That so called compass is completely relative, as other atheist here have already confirmed.
It's the exact same compass as you have. Because we are both human.
And it's not that relative.
It's, at bottom, driven by empathy and, on top, influenced by culture.
More importantly, moral judgements are like logical arguments.
You have a few premises and a conclusion follows.
But like with any argument, your conclusion is only as good as your premises.
So knowledge informs morality.
Deeper and better understanding of human nature, human biology, etc informed us that the practice of slavery was morally indefensible. Today it's illegal in most of the world except a few hellholes
Deeper and better understanding about animal well being informed us that torturing them (in experiments, in games, whatever) is morally indefensible. Today we have things like animal rights.
So this is how morality develops. It's also how it differs from culture to culture.
For example, a culture that imposes premises like "god thinks homosexuality is evil", those people will be concluding that it's evil.
The problem is not the logic of the argument. The problem is the premise. It's unsupported nonsense.
When you only use supportable premises, you actually can't come to the conclusion that it is evil.
It's also situational.
What is bad in one context may be the right thing to do in another context.
To me, morality is pretty objective.
I am of the opinion that there is such a thing as objective morality.
Morality ultimately pertains to well-being.
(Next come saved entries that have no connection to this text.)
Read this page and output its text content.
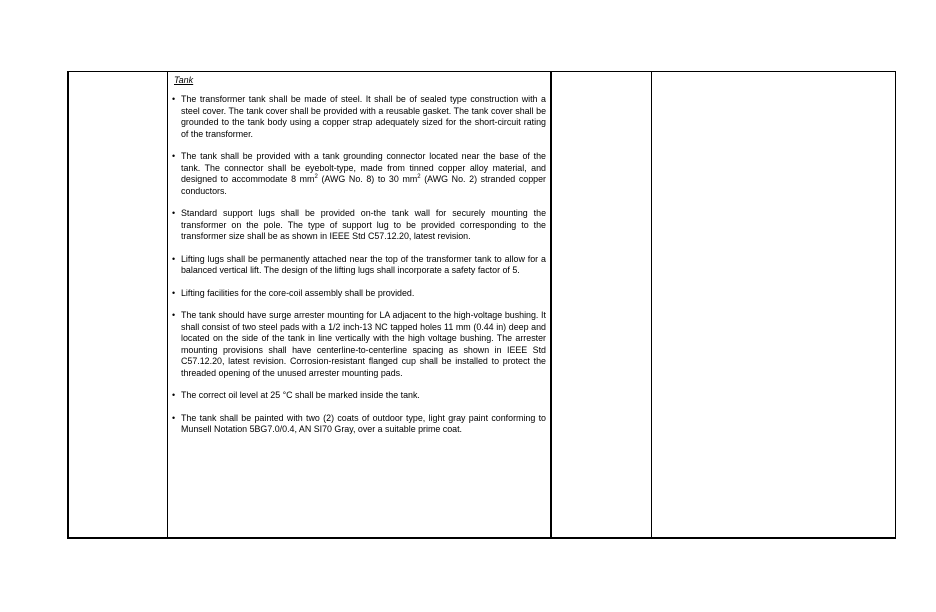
Tank
• The transformer tank shall be made of steel. It shall be of sealed type construction with a steel cover. The tank cover shall be provided with a reusable gasket. The tank cover shall be grounded to the tank body using a copper strap adequately sized for the short-circuit rating of the transformer.
• The tank shall be provided with a tank grounding connector located near the base of the tank. The connector shall be eyebolt-type, made from tinned copper alloy material, and designed to accommodate 8 $mm^2$ (AWG No. 8) to 30 $mm^2$ (AWG No. 2) stranded copper conductors.
• Standard support lugs shall be provided on-the tank wall for securely mounting the transformer on the pole. The type of support lug to be provided corresponding to the transformer size shall be as shown in IEEE Std C57.12.20, latest revision.
• Lifting lugs shall be permanently attached near the top of the transformer tank to allow for a balanced vertical lift. The design of the lifting lugs shall incorporate a safety factor of 5.
• Lifting facilities for the core-coil assembly shall be provided.
• The tank should have surge arrester mounting for LA adjacent to the high-voltage bushing. It shall consist of two steel pads with a 1/2 inch-13 NC tapped holes 11 mm (0.44 in) deep and located on the side of the tank in line vertically with the high voltage bushing. The arrester mounting provisions shall have centerline-to-centerline spacing as shown in IEEE Std C57.12.20, latest revision. Corrosion-resistant flanged cup shall be installed to protect the threaded opening of the unused arrester mounting pads.
• The correct oil level at 25 °C shall be marked inside the tank.
• The tank shall be painted with two (2) coats of outdoor type, light gray paint conforming to Munsell Notation 5BG7.0/0.4, AN SI70 Gray, over a suitable prime coat.
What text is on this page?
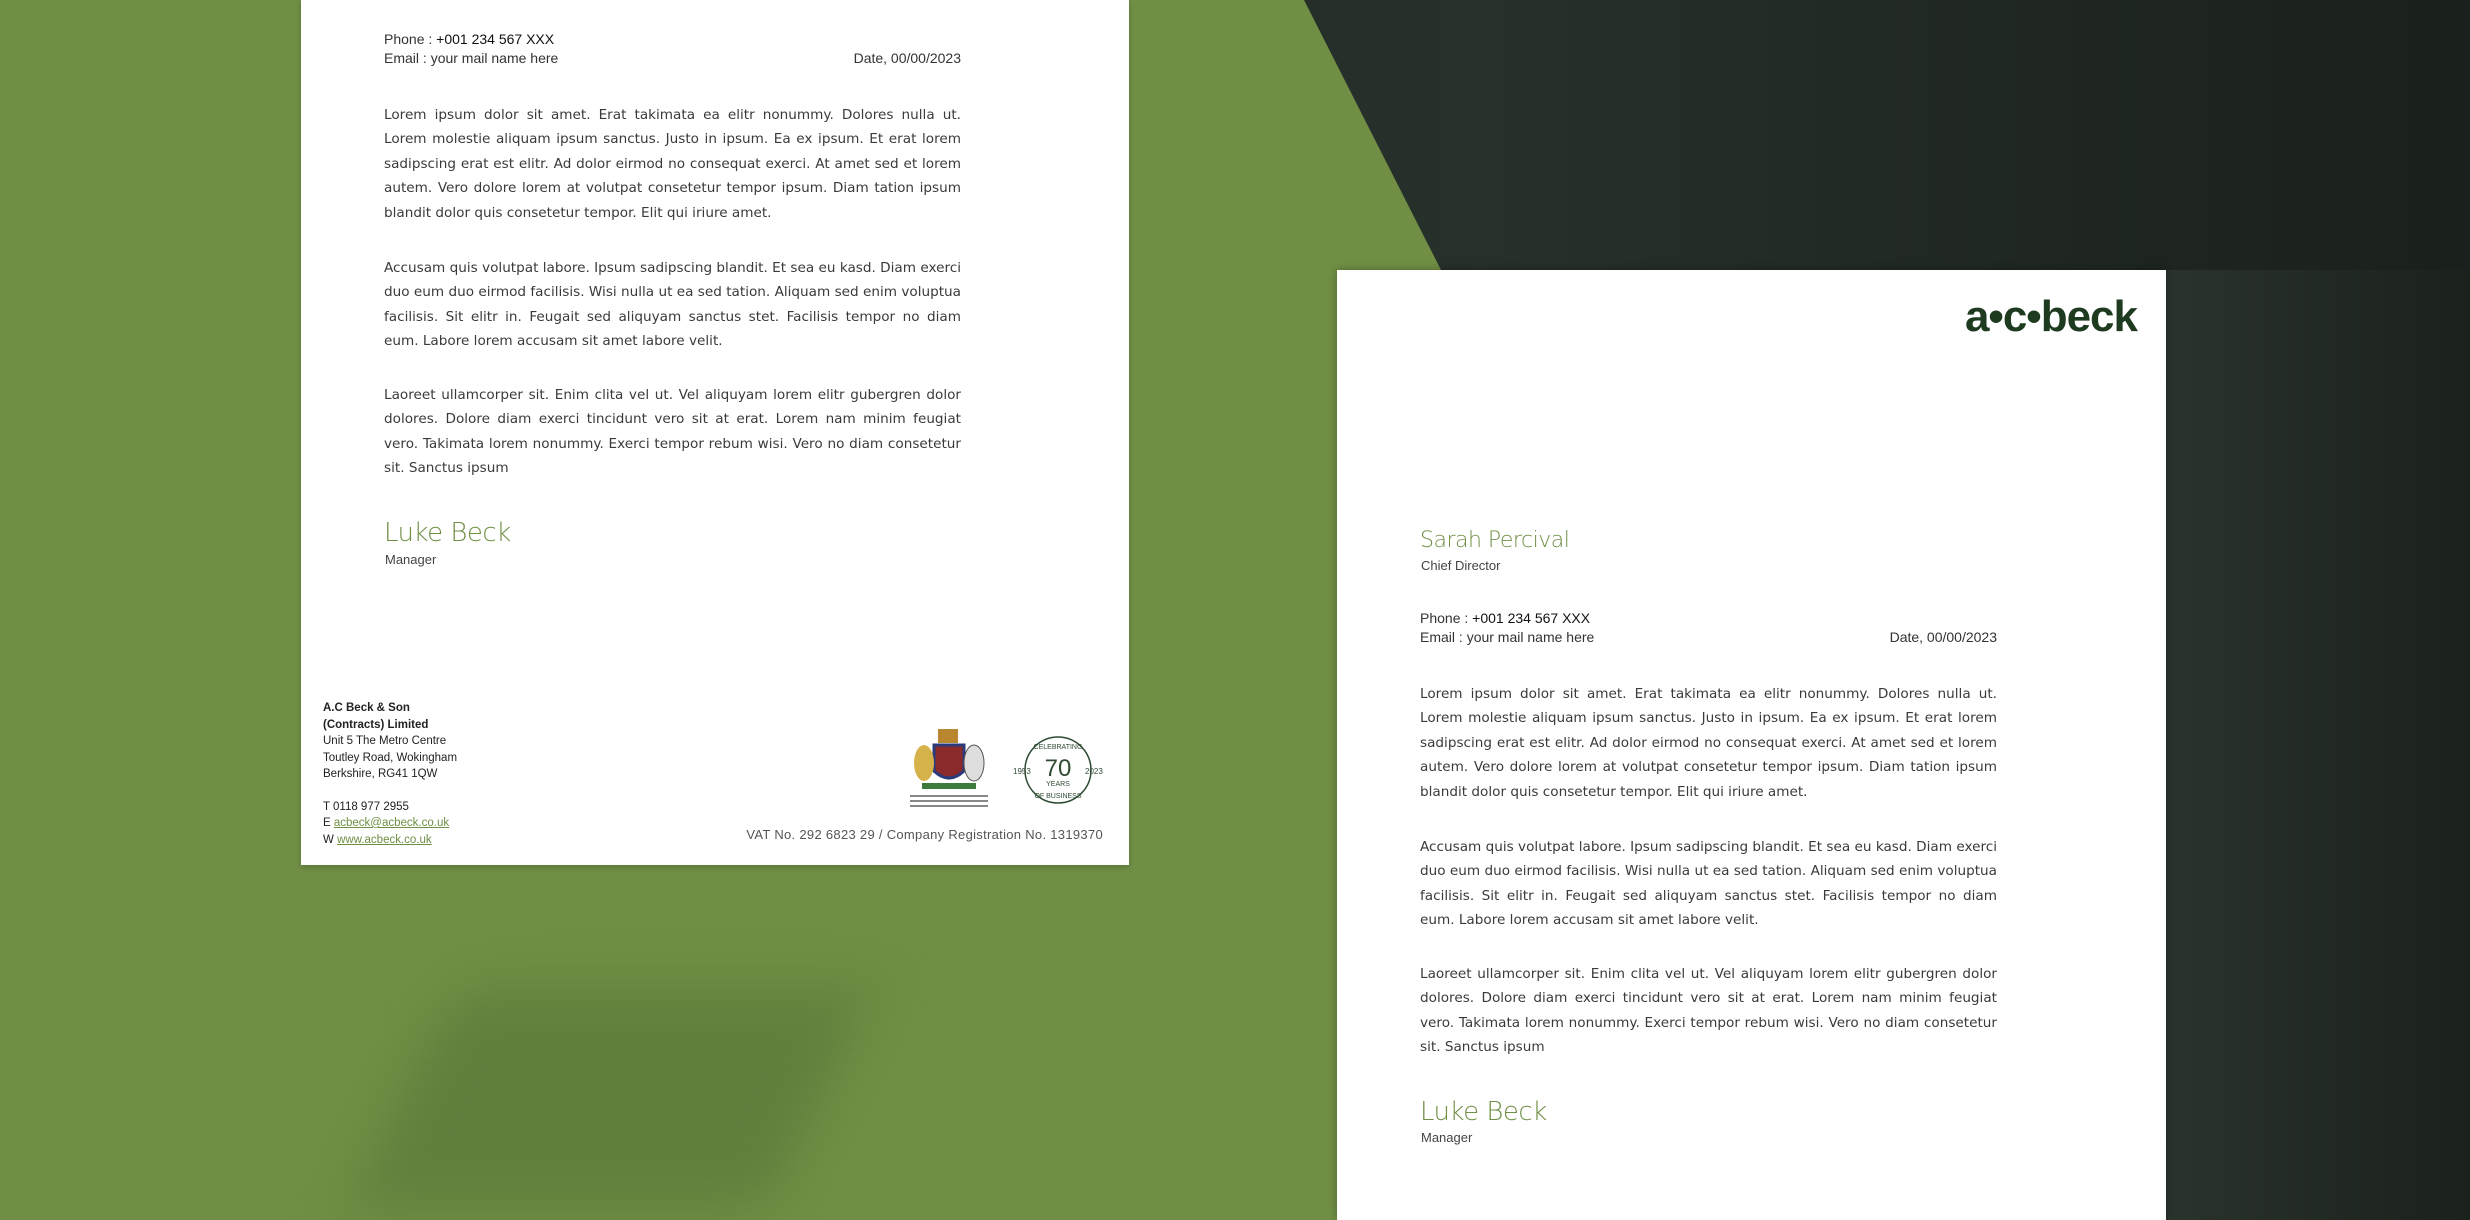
Phone : +001 234 567 XXX
Email : your mail name here	Date, 00/00/2023

Lorem ipsum dolor sit amet. Erat takimata ea elitr nonummy. Dolores nulla ut. Lorem molestie aliquam ipsum sanctus. Justo in ipsum. Ea ex ipsum. Et erat lorem sadipscing erat est elitr. Ad dolor eirmod no consequat exerci. At amet sed et lorem autem. Vero dolore lorem at volutpat consetetur tempor ipsum. Diam tation ipsum blandit dolor quis consetetur tempor. Elit qui iriure amet.

Accusam quis volutpat labore. Ipsum sadipscing blandit. Et sea eu kasd. Diam exerci duo eum duo eirmod facilisis. Wisi nulla ut ea sed tation. Aliquam sed enim voluptua facilisis. Sit elitr in. Feugait sed aliquyam sanctus stet. Facilisis tempor no diam eum. Labore lorem accusam sit amet labore velit.

Laoreet ullamcorper sit. Enim clita vel ut. Vel aliquyam lorem elitr gubergren dolor dolores. Dolore diam exerci tincidunt vero sit at erat. Lorem nam minim feugiat vero. Takimata lorem nonummy. Exerci tempor rebum wisi. Vero no diam consetetur sit. Sanctus ipsum

Luke Beck
Manager
A.C Beck & Son
(Contracts) Limited
Unit 5 The Metro Centre
Toutley Road, Wokingham
Berkshire, RG41 1QW
T 0118 977 2955
E acbeck@acbeck.co.uk
W www.acbeck.co.uk
CELEBRATING
70
YEARS
OF BUSINESS
1953	2023
VAT No. 292 6823 29 / Company Registration No. 1319370
a•c•beck
Sarah Percival
Chief Director
Phone : +001 234 567 XXX
Email : your mail name here	Date, 00/00/2023

Lorem ipsum dolor sit amet. Erat takimata ea elitr nonummy. Dolores nulla ut. Lorem molestie aliquam ipsum sanctus. Justo in ipsum. Ea ex ipsum. Et erat lorem sadipscing erat est elitr. Ad dolor eirmod no consequat exerci. At amet sed et lorem autem. Vero dolore lorem at volutpat consetetur tempor ipsum. Diam tation ipsum blandit dolor quis consetetur tempor. Elit qui iriure amet.

Accusam quis volutpat labore. Ipsum sadipscing blandit. Et sea eu kasd. Diam exerci duo eum duo eirmod facilisis. Wisi nulla ut ea sed tation. Aliquam sed enim voluptua facilisis. Sit elitr in. Feugait sed aliquyam sanctus stet. Facilisis tempor no diam eum. Labore lorem accusam sit amet labore velit.

Laoreet ullamcorper sit. Enim clita vel ut. Vel aliquyam lorem elitr gubergren dolor dolores. Dolore diam exerci tincidunt vero sit at erat. Lorem nam minim feugiat vero. Takimata lorem nonummy. Exerci tempor rebum wisi. Vero no diam consetetur sit. Sanctus ipsum

Luke Beck
Manager
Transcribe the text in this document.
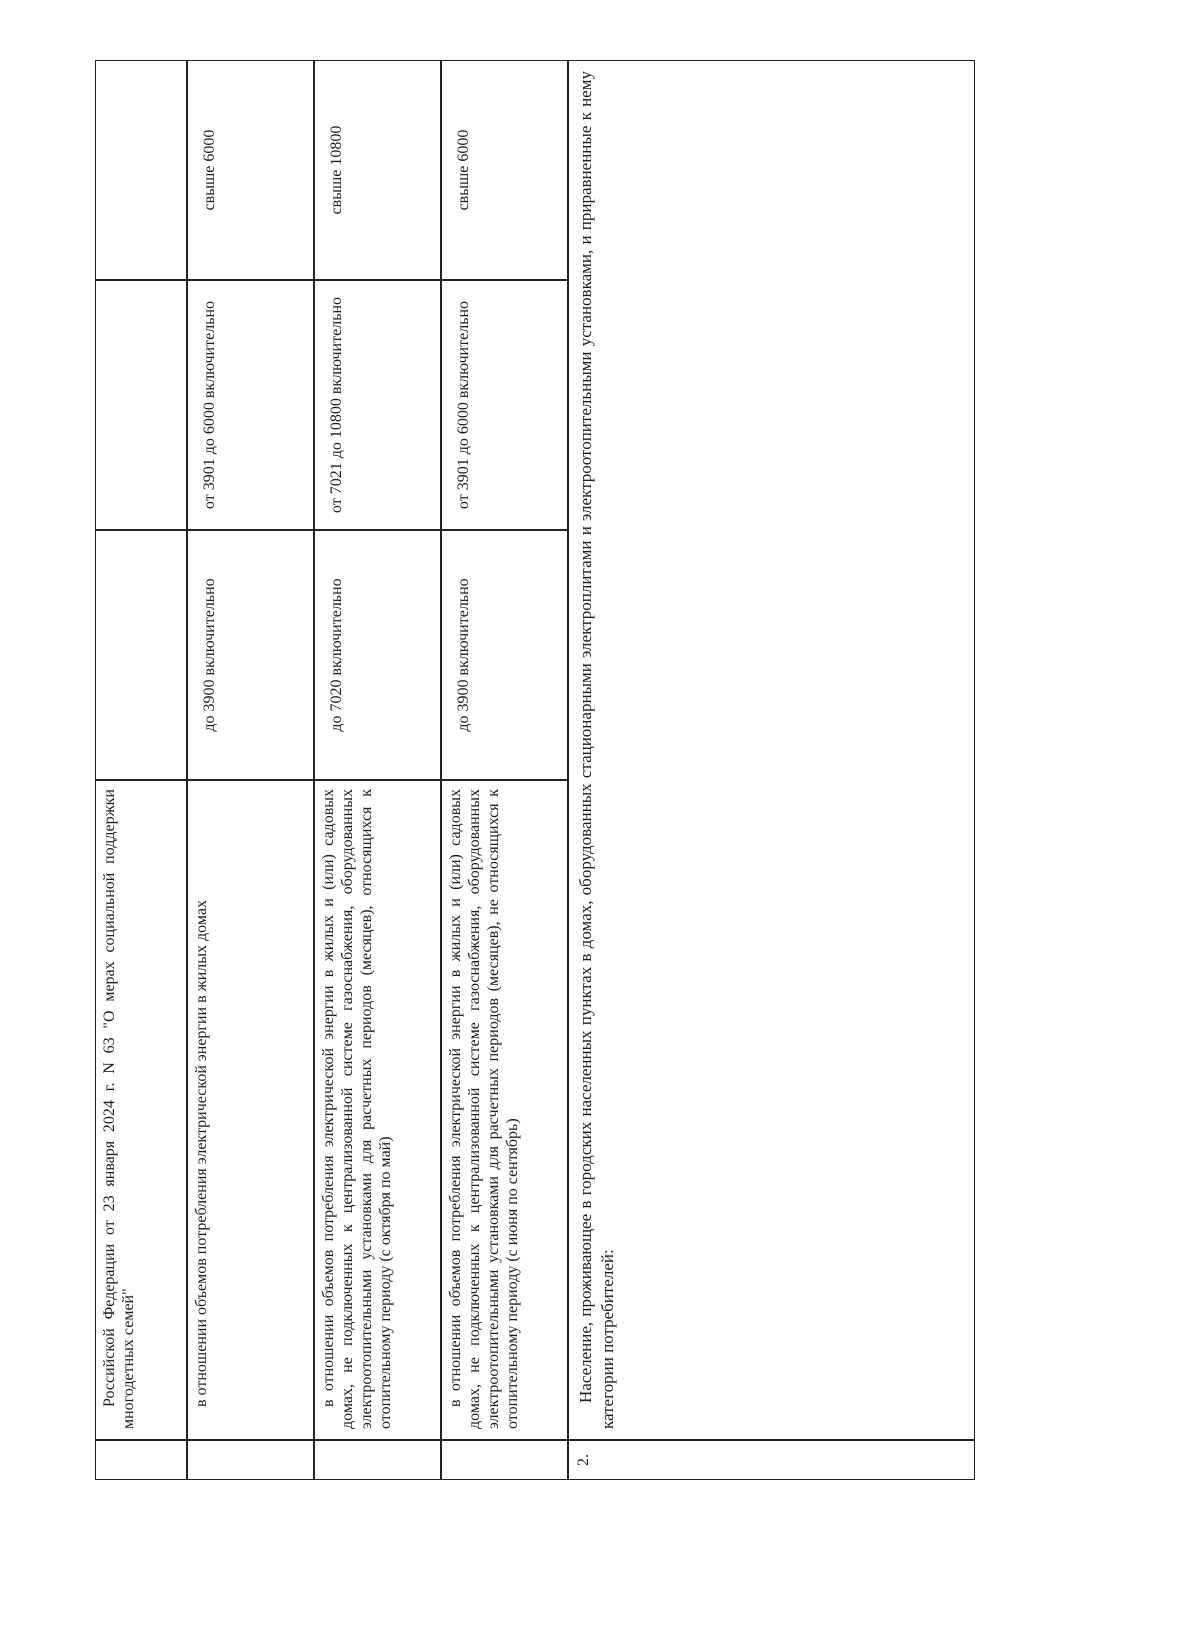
Российской Федерации от 23 января 2024 г. N 63 "О мерах социальной поддержки многодетных семей"	в отношении объемов потребления электрической энергии в жилых домах

до 3900 включительно
от 3901 до 6000 включительно
свыше 6000

в отношении объемов потребления электрической энергии в жилых и (или) садовых домах, не подключенных к централизованной системе газоснабжения, оборудованных электроотопительными установками для расчетных периодов (месяцев), относящихся к отопительному периоду (с октября по май)

до 7020 включительно
от 7021 до 10800 включительно
свыше 10800

в отношении объемов потребления электрической энергии в жилых и (или) садовых домах, не подключенных к централизованной системе газоснабжения, оборудованных электроотопительными установками для расчетных периодов (месяцев), не относящихся к отопительному периоду (с июня по сентябрь)

до 3900 включительно
от 3901 до 6000 включительно
свыше 6000
2.

Население, проживающее в городских населенных пунктах в домах, оборудованных стационарными электроплитами и электроотопительными установками, и приравненные к нему категории потребителей:
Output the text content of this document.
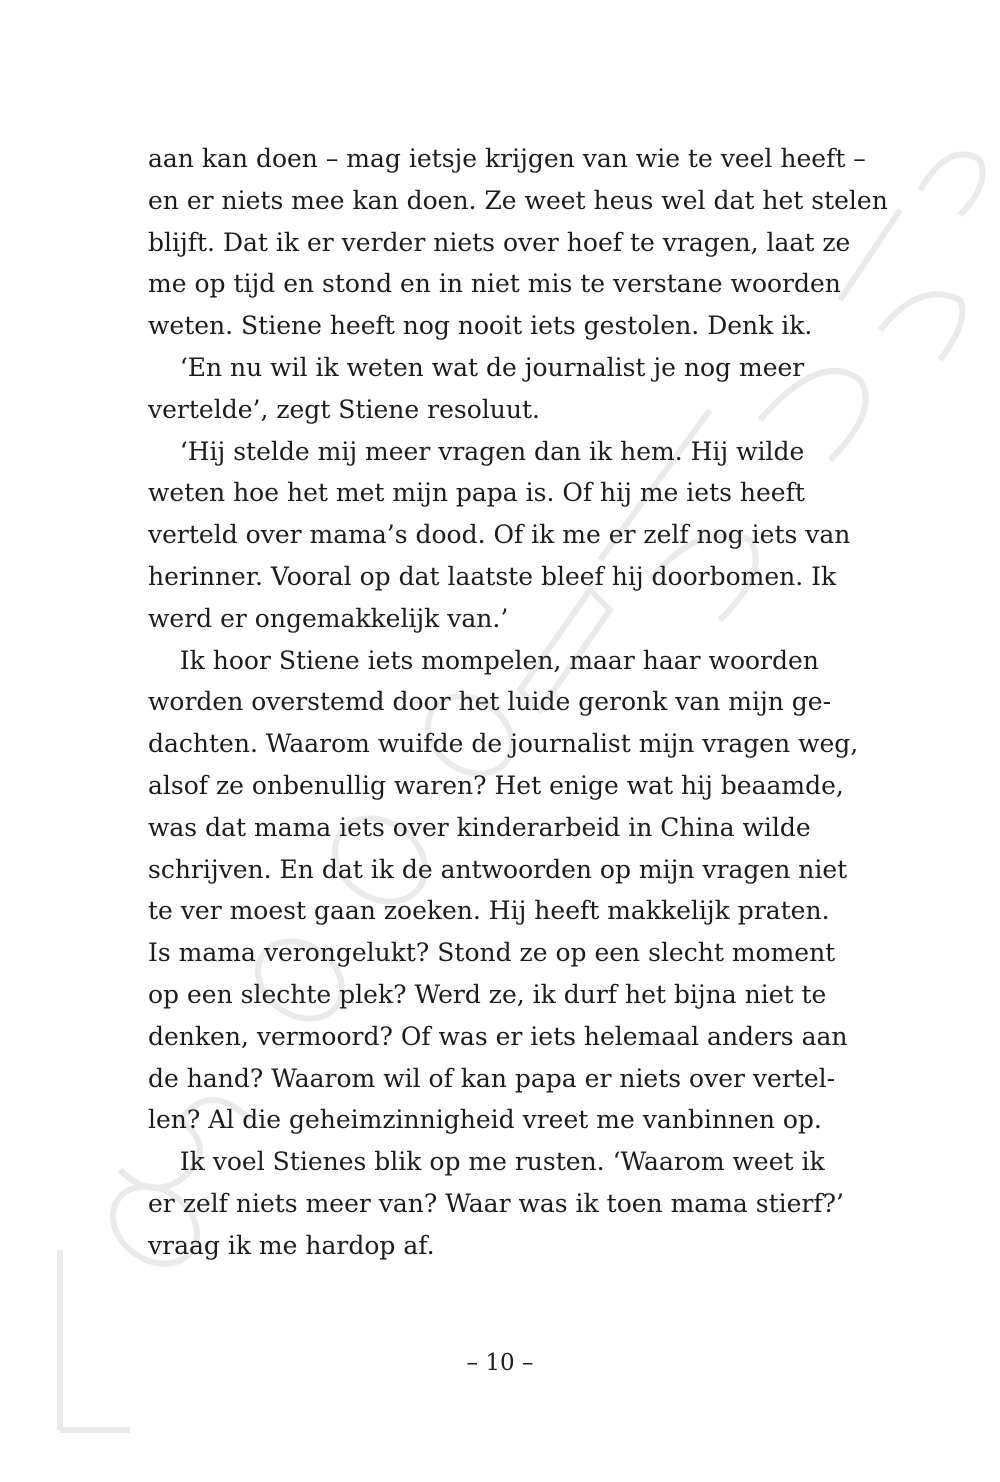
aan kan doen – mag ietsje krijgen van wie te veel heeft –
en er niets mee kan doen. Ze weet heus wel dat het stelen
blijft. Dat ik er verder niets over hoef te vragen, laat ze
me op tijd en stond en in niet mis te verstane woorden
weten. Stiene heeft nog nooit iets gestolen. Denk ik.
‘En nu wil ik weten wat de journalist je nog meer
vertelde’, zegt Stiene resoluut.
‘Hij stelde mij meer vragen dan ik hem. Hij wilde
weten hoe het met mijn papa is. Of hij me iets heeft
verteld over mama’s dood. Of ik me er zelf nog iets van
herinner. Vooral op dat laatste bleef hij doorbomen. Ik
werd er ongemakkelijk van.’
Ik hoor Stiene iets mompelen, maar haar woorden
worden overstemd door het luide geronk van mijn ge-
dachten. Waarom wuifde de journalist mijn vragen weg,
alsof ze onbenullig waren? Het enige wat hij beaamde,
was dat mama iets over kinderarbeid in China wilde
schrijven. En dat ik de antwoorden op mijn vragen niet
te ver moest gaan zoeken. Hij heeft makkelijk praten.
Is mama verongelukt? Stond ze op een slecht moment
op een slechte plek? Werd ze, ik durf het bijna niet te
denken, vermoord? Of was er iets helemaal anders aan
de hand? Waarom wil of kan papa er niets over vertel-
len? Al die geheimzinnigheid vreet me vanbinnen op.
Ik voel Stienes blik op me rusten. ‘Waarom weet ik
er zelf niets meer van? Waar was ik toen mama stierf?’
vraag ik me hardop af.
– 10 –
So, ultimately, whenever we make moral judgements, what we actually look for to determine the "severity" of the act, we look at what the impact of the act was on general well-being.
The greater the cost to well-being (in all its aspects) the more "horrific" the act will be and thus the more "evil".
This means that on principle, the well-being cost of any act can be objectively determined.
Ironically, this entire exercise ceases to be objective, once we throw out the rule that premises must be supported by objective evidence.
If one is going to inject premises from some faith based religious beliefs....Obviously we are no longer being objective.